Deputy Attorney General Dina Zilber informed Minister of Culture and Sport Miri Regev on Tuesday that it is impossible to interfere with the “McJesus” sculpture, featured in an art exhibit in the Haifa Museum, despite the governmental funding the institution receives.
The sculpture - which depicts the crucifixion of the fast food chain’s iconic mascot Ronald McDonald- was made by Jani Leinonen, a Finnish artist, and is part of an exhibition called Sacred Goods.
Culture Minister Miri Regev, who has been accused of censorship for pushing legislation mandating national "loyalty" in art, called for the removal of the "disrespectful" artwork and implied that the institution was state- funded.
In response, the Association for Civil Rights in Israel approached the Attorney General and asked for the office to intervene. After examining the case, Zilber informed Regev that the ministry cannot withhold funding from cultural institutions based on the content they present or on events they hold.
Zilber specified and said that disrespecting religious values doesn’t constitute a reason to decrease funding, while other viable reasons are not under Regev’s jurisdictions—but rather that of Finance Minister Moshe Kahlon.

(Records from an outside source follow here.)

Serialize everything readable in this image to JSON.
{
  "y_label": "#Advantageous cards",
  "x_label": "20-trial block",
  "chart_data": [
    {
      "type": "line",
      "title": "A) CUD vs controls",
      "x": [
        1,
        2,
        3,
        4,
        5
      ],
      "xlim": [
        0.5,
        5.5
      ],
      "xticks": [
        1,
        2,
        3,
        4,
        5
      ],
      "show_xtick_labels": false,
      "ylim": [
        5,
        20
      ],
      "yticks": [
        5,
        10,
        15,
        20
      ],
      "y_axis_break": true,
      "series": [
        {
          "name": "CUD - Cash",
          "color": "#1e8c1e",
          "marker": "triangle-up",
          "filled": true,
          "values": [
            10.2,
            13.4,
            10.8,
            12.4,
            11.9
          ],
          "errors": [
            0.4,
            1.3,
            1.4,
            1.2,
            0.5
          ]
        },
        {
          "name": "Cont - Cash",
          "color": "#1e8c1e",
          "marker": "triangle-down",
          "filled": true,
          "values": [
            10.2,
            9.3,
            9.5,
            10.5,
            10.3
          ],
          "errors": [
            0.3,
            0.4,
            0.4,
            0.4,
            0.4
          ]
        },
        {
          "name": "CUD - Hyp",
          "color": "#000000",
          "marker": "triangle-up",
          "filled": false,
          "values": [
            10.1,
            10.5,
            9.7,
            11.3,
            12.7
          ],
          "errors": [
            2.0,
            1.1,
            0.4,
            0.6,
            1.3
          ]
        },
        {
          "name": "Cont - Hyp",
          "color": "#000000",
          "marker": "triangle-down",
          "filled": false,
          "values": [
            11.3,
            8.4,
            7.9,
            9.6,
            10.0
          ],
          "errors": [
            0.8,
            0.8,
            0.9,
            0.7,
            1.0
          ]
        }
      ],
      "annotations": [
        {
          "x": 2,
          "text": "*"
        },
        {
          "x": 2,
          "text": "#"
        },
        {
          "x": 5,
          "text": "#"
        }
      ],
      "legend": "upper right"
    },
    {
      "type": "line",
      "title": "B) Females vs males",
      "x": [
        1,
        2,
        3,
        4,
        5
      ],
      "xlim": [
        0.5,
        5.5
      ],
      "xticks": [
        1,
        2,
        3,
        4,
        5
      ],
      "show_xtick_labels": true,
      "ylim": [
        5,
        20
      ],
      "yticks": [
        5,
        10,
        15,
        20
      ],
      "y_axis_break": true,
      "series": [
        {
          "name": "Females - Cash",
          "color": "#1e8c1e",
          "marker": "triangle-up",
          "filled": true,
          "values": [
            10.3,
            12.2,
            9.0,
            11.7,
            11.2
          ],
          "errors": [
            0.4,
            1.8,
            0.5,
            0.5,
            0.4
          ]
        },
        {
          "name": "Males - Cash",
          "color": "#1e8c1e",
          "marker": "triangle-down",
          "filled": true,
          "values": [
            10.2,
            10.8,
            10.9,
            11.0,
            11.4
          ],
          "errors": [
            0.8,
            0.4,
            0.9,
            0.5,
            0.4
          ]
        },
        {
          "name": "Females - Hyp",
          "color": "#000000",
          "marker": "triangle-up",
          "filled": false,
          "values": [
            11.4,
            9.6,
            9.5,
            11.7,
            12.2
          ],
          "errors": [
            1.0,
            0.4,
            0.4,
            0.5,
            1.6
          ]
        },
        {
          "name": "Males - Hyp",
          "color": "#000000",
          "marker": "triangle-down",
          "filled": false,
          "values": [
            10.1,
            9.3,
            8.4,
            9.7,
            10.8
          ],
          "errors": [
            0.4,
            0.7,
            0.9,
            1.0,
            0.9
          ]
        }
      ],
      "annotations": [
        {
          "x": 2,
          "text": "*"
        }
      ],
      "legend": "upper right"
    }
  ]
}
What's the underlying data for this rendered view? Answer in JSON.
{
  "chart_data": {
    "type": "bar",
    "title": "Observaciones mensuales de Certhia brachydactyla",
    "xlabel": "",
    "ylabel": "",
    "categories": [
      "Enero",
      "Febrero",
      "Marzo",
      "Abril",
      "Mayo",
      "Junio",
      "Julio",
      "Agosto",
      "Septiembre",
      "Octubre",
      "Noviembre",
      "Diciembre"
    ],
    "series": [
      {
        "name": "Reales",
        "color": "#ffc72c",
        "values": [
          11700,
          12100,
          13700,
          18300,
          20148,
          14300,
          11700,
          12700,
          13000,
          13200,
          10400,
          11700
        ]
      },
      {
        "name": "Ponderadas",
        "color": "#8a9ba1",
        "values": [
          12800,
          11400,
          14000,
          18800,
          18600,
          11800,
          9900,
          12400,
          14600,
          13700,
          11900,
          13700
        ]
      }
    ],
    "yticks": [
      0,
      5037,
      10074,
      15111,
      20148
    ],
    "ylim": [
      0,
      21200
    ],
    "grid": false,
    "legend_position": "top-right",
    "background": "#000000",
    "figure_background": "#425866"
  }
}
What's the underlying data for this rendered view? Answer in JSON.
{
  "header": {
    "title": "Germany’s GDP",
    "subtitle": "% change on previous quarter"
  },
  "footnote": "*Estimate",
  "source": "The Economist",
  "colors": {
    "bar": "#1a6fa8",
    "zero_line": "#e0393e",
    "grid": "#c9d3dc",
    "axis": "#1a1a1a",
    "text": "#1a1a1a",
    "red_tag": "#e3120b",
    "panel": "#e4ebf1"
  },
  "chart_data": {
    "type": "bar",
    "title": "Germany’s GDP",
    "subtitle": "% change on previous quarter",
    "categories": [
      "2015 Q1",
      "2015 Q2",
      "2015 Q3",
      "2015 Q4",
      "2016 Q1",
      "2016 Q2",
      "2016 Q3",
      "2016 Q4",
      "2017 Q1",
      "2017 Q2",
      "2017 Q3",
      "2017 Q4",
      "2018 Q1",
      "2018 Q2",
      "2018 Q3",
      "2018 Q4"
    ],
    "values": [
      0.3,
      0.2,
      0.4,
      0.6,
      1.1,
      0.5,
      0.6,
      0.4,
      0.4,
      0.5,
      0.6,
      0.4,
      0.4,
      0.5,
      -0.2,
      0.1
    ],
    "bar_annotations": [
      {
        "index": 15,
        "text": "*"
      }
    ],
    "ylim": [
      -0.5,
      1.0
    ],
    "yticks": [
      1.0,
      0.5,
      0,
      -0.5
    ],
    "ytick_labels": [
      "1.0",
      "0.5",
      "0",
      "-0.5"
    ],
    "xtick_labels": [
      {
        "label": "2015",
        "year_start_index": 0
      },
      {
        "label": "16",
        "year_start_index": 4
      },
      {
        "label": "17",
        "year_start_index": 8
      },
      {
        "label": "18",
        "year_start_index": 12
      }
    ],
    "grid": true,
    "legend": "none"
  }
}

Zilber listed the well respected artists whose work was presented in an exhibition about the image of Jesus in Jewish and Israeli art in the Israel Museum two years ago, and said that someone could have also considered some of the pieces shown there as offensive. “With art being removed, restricted and censured—we might have had that exhibition become an exhibition of empty walls,” Zilber said.
“Freedom of expression is central in culture. Culture of all kinds is based on freedom of artistic expression, and the supreme court determined it is at the heart of freedom of speech and needs to be protected,” said Zilber.
Hundreds of Christians calling for the removal of the sculpture demonstrated at the museum on Friday. The police said rioters hurled a firebomb at the museum and threw stones that wounded three police officers. Authorities dispersed the crowds with tear gas and stun grenades.
Church representatives brought their grievances to the district court Monday, demanding it order the removal of the exhibit's most offensive items, including Barbie doll renditions of a bloodied Jesus and the Virgin Mary.